For a while there, I was beginning to feel sorry for Jane Fonda.
After a self-imposed 15-year exile from acting, the two-time Oscar winner returned in 2005 with "Monster-in-Law," "Georgia Rule" and "All Together," film work slightly less strenuous than "Jane Fonda's Easy Going Workout."
Thank goodness the 77-year-old actress found the light — the TV light.
First, she stole every scene in HBO's "The Newsroom," channeling her ex-husband Ted Turner as a cable news tyrant.
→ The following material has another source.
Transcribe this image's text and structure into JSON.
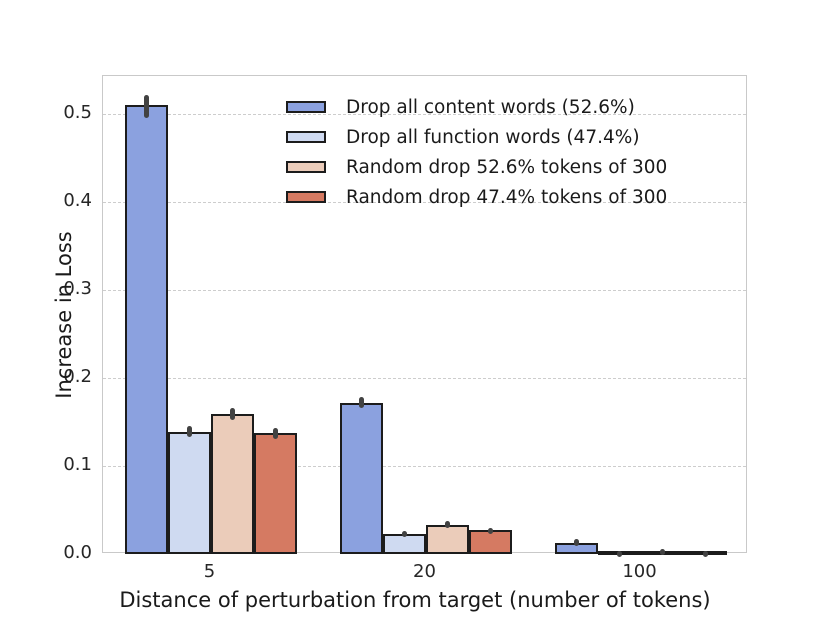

Now, she's one-half of "Grace and Frankie," a bored socialite drifting through life with a steady stream of martinis and excuses to avoid her family and friends.
Then the stiletto drops.
Grace discovers that her longtime husband (Martin Sheen) has been practicing more than law with his partner (Sam Waterston) and that the two men are prepared to leave their wives, a devastating blow to Grace and her hippie-dippie counterpart Frankie (Lily Tomlin).
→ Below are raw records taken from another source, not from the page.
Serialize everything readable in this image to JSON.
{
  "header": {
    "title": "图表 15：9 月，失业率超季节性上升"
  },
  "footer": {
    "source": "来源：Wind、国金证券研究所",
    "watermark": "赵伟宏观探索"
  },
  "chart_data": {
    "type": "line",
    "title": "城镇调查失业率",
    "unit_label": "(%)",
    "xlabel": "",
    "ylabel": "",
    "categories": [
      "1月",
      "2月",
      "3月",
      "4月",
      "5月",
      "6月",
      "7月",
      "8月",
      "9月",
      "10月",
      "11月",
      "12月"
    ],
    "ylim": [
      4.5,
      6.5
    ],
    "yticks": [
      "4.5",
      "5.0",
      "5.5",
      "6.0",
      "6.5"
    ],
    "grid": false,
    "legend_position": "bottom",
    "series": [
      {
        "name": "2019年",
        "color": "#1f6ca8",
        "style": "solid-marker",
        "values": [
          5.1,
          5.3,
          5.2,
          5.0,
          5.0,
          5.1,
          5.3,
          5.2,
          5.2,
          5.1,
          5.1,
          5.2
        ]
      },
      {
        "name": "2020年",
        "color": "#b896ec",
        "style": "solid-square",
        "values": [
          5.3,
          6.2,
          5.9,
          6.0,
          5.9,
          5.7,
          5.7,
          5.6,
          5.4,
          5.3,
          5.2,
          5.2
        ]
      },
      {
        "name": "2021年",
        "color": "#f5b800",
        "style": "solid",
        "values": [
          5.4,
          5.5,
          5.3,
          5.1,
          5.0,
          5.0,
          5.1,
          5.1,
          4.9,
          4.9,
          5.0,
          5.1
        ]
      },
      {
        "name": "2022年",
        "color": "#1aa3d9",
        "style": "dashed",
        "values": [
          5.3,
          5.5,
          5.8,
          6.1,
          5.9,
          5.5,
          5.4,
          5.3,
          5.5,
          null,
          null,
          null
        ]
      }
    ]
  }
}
What results is yet the latest rendition of "The Odd Couple," with Tomlin, 75, annoying her forced friend with incense, psychic predictions and china-shattering meditations, while Grace wallows in more self-pity than Debbie Downer.
"I refuse to be irrelevant!" Grace bellows after the indignity of not being served cigarettes at a grocery store ahead of a comely young woman.